A lot of talk about Ernest Hemingway in the media lately, because of the Ken Burns documentary on him. I'm not planning on watching this. Burns's mannered and portentous style has turned me off, and caused me to turn him off, on subjects I'm a lot more interested in than Hemingway.
My experience in reading Hemingway consists entirely of two high-school assignments, which left me with an intense desire not to repeat the experience. I think my basic problem with Hemingway may be summed up in a quote from C.S. Lewis, who once wrote of the Inklings that "the problems of narrative as such - seldom heard of in modern critical writings - were constantly before our minds." Hemingway was writing for those critics who did not have the problems of narrative before their minds. In his stories, at least the ones I read, nothing happened.
One story we read was called The Old Man and the Sea. It concerns an old man who goes out fishing on the ocean, catches a really big fish, and ties it to the back of his boat. Over the course of the apparently several days it takes him to get home, sharks eat the entire fish. It seems to be telling us of the utter pointlessness and futility of life, and I couldn't agree more: not that life is pointless and futile, but that reading Hemingway is.
In another class, we read a few Nick Adams stories. Our assignment was to rewrite one of the stories from a different character's narrative perspective. In keeping with what seemed to be the spirit of the originals, I attempted to write a story in which absolutely nothing happened. I got an A. That told me a lot.

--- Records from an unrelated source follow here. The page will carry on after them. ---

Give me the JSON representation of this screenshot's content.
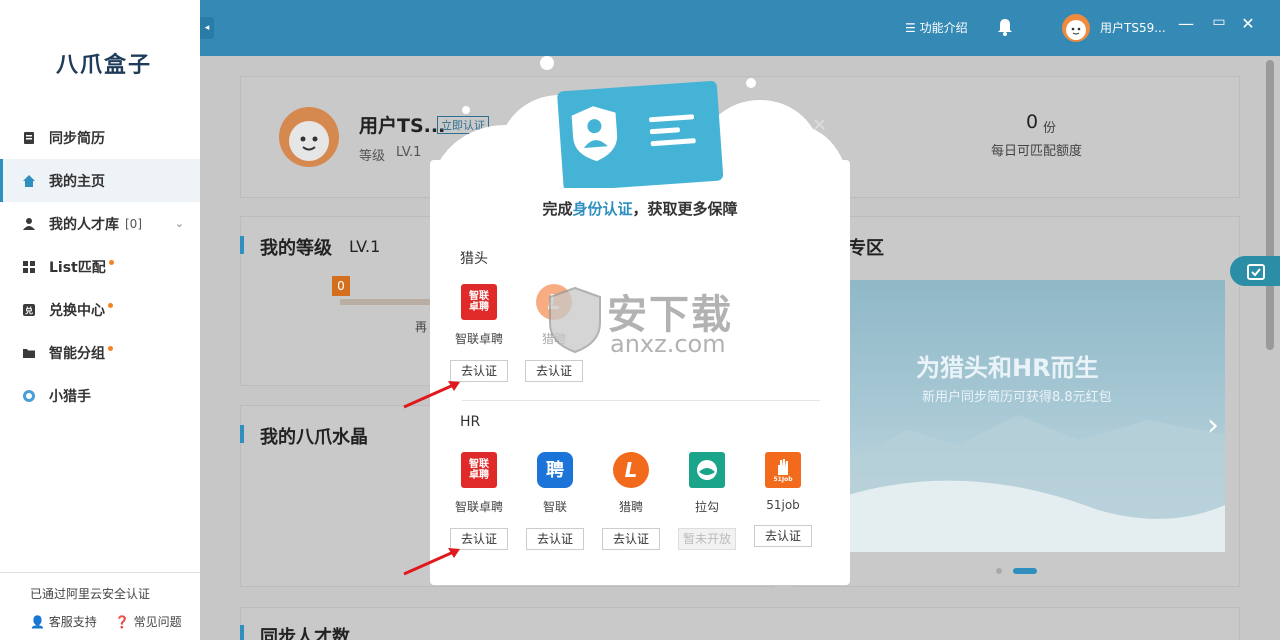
{
  "app": {
    "brand": "八爪盒子"
  },
  "sidebar": {
    "items": [
      {
        "label": "同步简历",
        "icon": "resume-sync-icon"
      },
      {
        "label": "我的主页",
        "icon": "home-icon",
        "active": true
      },
      {
        "label": "我的人才库",
        "count": "[0]",
        "icon": "user-icon"
      },
      {
        "label": "List匹配",
        "icon": "grid-icon",
        "dot": true
      },
      {
        "label": "兑换中心",
        "icon": "exchange-icon",
        "dot": true
      },
      {
        "label": "智能分组",
        "icon": "folder-icon",
        "dot": true
      },
      {
        "label": "小猎手",
        "icon": "hunter-icon"
      }
    ],
    "footer": {
      "security": "已通过阿里云安全认证",
      "support": "客服支持",
      "faq": "常见问题"
    }
  },
  "topbar": {
    "intro": "功能介绍",
    "username": "用户TS59..."
  },
  "profile": {
    "name": "用户TS...",
    "verify": "立即认证",
    "level_label": "等级",
    "level": "LV.1",
    "quota_value": "0",
    "quota_unit": "份",
    "quota_label": "每日可匹配额度"
  },
  "sections": {
    "level_title": "我的等级",
    "level_value": "LV.1",
    "level_marker": "0",
    "level_partial": "再",
    "crystal_title": "我的八爪水晶",
    "zone_partial": "专区",
    "sync_title": "同步人才数"
  },
  "banner": {
    "title": "为猎头和HR而生",
    "subtitle": "新用户同步简历可获得8.8元红包"
  },
  "modal": {
    "heading_pre": "完成",
    "heading_hl": "身份认证",
    "heading_post": "，获取更多保障",
    "headhunter_label": "猎头",
    "hr_label": "HR",
    "headhunter": [
      {
        "name": "智联卓聘",
        "button": "去认证",
        "logo_text": "智联卓聘",
        "color": "#e02a2a"
      },
      {
        "name": "猎聘",
        "button": "去认证",
        "logo_text": "L",
        "color": "#f26a1b"
      }
    ],
    "hr": [
      {
        "name": "智联卓聘",
        "button": "去认证",
        "logo_text": "智联卓聘",
        "color": "#e02a2a"
      },
      {
        "name": "智联",
        "button": "去认证",
        "logo_text": "聘",
        "color": "#1d74d8"
      },
      {
        "name": "猎聘",
        "button": "去认证",
        "logo_text": "L",
        "color": "#f26a1b"
      },
      {
        "name": "拉勾",
        "button": "暂未开放",
        "logo_text": "",
        "color": "#1aa58a",
        "disabled": true
      },
      {
        "name": "51job",
        "button": "去认证",
        "logo_text": "51Job",
        "color": "#f26a1b"
      }
    ]
  },
  "watermark": {
    "text": "安下载",
    "sub": "anxz.com"
  }
}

Most of the articles on Hemingway compare him to Faulkner - whom they consider a lot more influential on writing today - and whom I also bounced off of, though not in class where he was never brought up. Curiously, none of them mention the writer who seemed inseparably paired with Hemingway back when I was encountering them, and that was John Steinbeck. I found them highly contrasting. Steinbeck I liked. Yes, some of his early work was absurdly symbolic, and the later sloppy and garrulous, but he hit a sweet spot in the 1930s. Of Mice and Men, The Grapes of Wrath, Tortilla Flat, The Red Pony, and the unjustly forgotten In Dubious Battle all captivated me, and I read them of my own volition with pleasure. Isn't that what a writer should hope to accomplish in readers?